I KILLED our Dyson and it Came Back to LIFE!

It was me...I did it! I killed the Dyson. Take me away boys!

So I've been beating myself up for a couple weeks now about killing our Dyson vacuum. That's $400 down the freakin' drain! If you've been a long time reader, you'll remember the only reason we were able to get a $400 Dyson was because we had received so many Lowe's gift cards the previous xmas. Now is not the time to have to make any large purchases, especially since I'm still not working!

I was really feeling awful, it was my crochet headband that I unknowingly vacuumed up and the next time I went to vacuum, I noticed the suction was weak and then it just powered off. I moved outlets a couple times, nothing! Jory started tinkering and found the headband had clogged the vacuum and I must have burned out the motor.

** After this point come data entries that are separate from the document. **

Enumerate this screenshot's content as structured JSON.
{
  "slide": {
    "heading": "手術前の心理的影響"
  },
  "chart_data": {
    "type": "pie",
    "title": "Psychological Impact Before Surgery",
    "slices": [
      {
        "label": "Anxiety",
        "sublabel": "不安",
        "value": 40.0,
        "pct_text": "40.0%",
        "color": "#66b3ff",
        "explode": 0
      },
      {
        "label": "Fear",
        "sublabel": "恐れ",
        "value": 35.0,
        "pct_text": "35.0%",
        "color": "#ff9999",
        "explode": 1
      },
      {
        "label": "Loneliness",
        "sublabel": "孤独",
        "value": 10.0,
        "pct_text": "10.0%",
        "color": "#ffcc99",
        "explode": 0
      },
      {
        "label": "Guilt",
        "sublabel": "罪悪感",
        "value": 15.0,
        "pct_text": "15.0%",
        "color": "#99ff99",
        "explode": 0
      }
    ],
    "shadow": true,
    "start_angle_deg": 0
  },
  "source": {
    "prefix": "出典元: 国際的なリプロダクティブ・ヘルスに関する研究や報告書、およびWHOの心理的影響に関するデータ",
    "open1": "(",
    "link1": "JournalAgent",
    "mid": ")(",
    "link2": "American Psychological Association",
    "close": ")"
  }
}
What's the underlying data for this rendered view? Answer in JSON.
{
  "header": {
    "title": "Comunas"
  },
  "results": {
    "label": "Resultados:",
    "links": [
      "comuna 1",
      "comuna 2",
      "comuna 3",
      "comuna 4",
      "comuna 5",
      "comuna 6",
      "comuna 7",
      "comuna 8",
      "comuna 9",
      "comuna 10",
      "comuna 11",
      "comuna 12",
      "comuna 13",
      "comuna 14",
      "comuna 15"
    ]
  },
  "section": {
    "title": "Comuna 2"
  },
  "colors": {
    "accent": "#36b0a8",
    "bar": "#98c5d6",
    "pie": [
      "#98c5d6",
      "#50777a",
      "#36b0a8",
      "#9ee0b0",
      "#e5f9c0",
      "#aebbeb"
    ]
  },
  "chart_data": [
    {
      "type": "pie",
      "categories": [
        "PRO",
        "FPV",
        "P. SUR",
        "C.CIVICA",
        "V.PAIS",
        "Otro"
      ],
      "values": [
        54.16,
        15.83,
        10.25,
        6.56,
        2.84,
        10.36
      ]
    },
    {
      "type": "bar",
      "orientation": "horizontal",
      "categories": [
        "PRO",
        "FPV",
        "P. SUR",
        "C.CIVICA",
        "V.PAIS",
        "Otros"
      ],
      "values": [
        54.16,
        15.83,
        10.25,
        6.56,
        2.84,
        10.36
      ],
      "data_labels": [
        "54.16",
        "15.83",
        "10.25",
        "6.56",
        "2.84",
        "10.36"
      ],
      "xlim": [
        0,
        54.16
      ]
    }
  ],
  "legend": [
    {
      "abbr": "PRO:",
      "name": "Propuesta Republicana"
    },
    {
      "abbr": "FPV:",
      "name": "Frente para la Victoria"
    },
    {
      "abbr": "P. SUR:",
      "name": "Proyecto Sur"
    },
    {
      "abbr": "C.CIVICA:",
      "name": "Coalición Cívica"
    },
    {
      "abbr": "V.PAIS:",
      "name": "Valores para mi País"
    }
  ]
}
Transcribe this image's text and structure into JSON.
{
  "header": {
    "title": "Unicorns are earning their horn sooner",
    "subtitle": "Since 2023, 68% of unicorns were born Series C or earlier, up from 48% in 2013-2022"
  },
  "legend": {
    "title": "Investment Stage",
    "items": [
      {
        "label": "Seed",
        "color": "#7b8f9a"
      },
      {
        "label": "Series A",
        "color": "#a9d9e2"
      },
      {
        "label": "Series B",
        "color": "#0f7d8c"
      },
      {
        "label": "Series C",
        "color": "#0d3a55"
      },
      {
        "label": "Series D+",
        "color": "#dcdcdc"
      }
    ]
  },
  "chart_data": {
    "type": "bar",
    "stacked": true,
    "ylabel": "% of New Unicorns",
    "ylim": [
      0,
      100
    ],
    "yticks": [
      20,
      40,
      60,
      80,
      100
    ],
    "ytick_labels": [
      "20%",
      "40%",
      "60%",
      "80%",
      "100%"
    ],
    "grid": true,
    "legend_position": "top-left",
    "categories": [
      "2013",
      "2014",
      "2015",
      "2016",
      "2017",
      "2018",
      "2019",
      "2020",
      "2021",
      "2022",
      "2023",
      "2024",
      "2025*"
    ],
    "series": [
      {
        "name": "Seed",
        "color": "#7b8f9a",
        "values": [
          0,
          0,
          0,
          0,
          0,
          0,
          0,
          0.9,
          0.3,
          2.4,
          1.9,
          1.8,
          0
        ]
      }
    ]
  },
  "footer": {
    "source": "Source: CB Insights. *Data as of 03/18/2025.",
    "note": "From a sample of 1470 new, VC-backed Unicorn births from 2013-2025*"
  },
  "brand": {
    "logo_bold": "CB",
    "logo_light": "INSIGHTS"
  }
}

So I finally got on the Dyson website today looking at that warranty info, assuming the commercials about there being a lifetime guarantee had fine print that says something to the effect of..."We will replace your Dyson vacuum no questions asked, unless of course your distracted wife vacuums up her crochet headband that shouldn't have been hiding under the fucking ottoman.

But instead I went to the support link and followed the instructions on what to do if your Dyson powers off by itself and apparently the smart motherfuckers at Dyson built in a safety system that stops the machine if it's beginning to overheat, mostly caused by blockage or dirty filter. It says to wait an hour, check for blockage and clean filter then plug it in.

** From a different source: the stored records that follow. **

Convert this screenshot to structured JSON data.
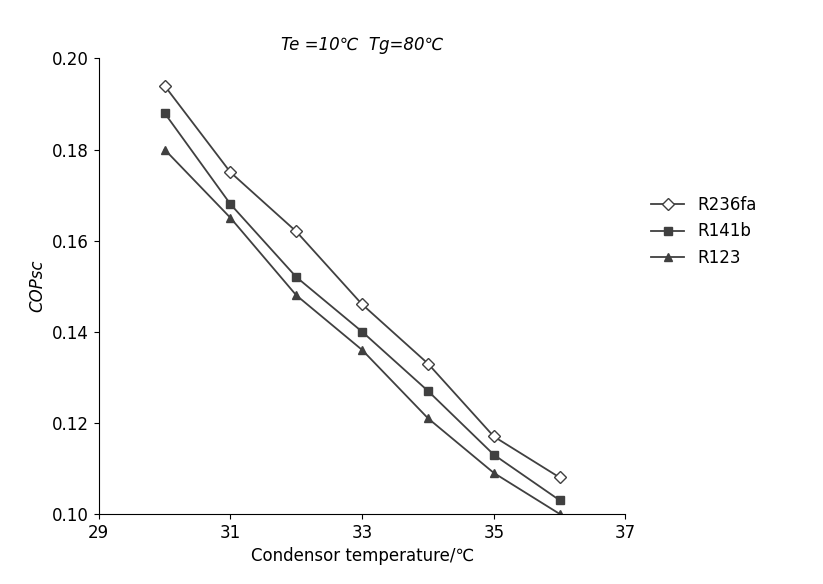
{
  "chart_data": {
    "type": "line",
    "title": "Te =10℃  Tg=80℃",
    "x_label": "Condensor temperature/℃",
    "y_label": "COPsc",
    "x": [
      30,
      31,
      32,
      33,
      34,
      35,
      36
    ],
    "series": [
      {
        "name": "R236fa",
        "color": "#404040",
        "marker": "diamond",
        "line_style": "solid",
        "values": [
          0.194,
          0.175,
          0.162,
          0.146,
          0.133,
          0.117,
          0.108
        ]
      },
      {
        "name": "R141b",
        "color": "#404040",
        "marker": "square",
        "line_style": "solid",
        "values": [
          0.188,
          0.168,
          0.152,
          0.14,
          0.127,
          0.113,
          0.103
        ]
      },
      {
        "name": "R123",
        "color": "#404040",
        "marker": "triangle",
        "line_style": "solid",
        "values": [
          0.18,
          0.165,
          0.148,
          0.136,
          0.121,
          0.109,
          0.1
        ]
      }
    ],
    "xlim": [
      29,
      37
    ],
    "xticks": [
      29,
      31,
      33,
      35,
      37
    ],
    "ylim": [
      0.1,
      0.2
    ],
    "yticks": [
      {
        "value": 0.1,
        "label": "0.10"
      },
      {
        "value": 0.12,
        "label": "0.12"
      },
      {
        "value": 0.14,
        "label": "0.14"
      },
      {
        "value": 0.16,
        "label": "0.16"
      },
      {
        "value": 0.18,
        "label": "0.18"
      },
      {
        "value": 0.2,
        "label": "0.20"
      }
    ],
    "grid": false,
    "legend": "center left"
  }
}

It's been over two weeks and we had already cleared the blockage so I walked in the living room, told Jory there was a chance the Dyson might actually be ok, plugged in the vacuum and held my breath. I counted to three and hit the power button and our Smart-ass vacuum powered the fuck on! FUCK YA!

I did what Jory called a chimp dance to celebrate then vacuumed the office and hallway grinning from ear to ear.

People, if you need a vacuum, by a freakin' Dyson! They rule, you really can't break them. We've had ours for almost 3 years now and this was our first problem. It wasn't the Dyson's fault I vacuumed my crochet headband, but the Dyson saved us by being super smart. And no the people at Dyson have not paid me to endorse their product, but they can, or send me their Handheld animal, no not of the furry sort, their handheld pet hair vacuum!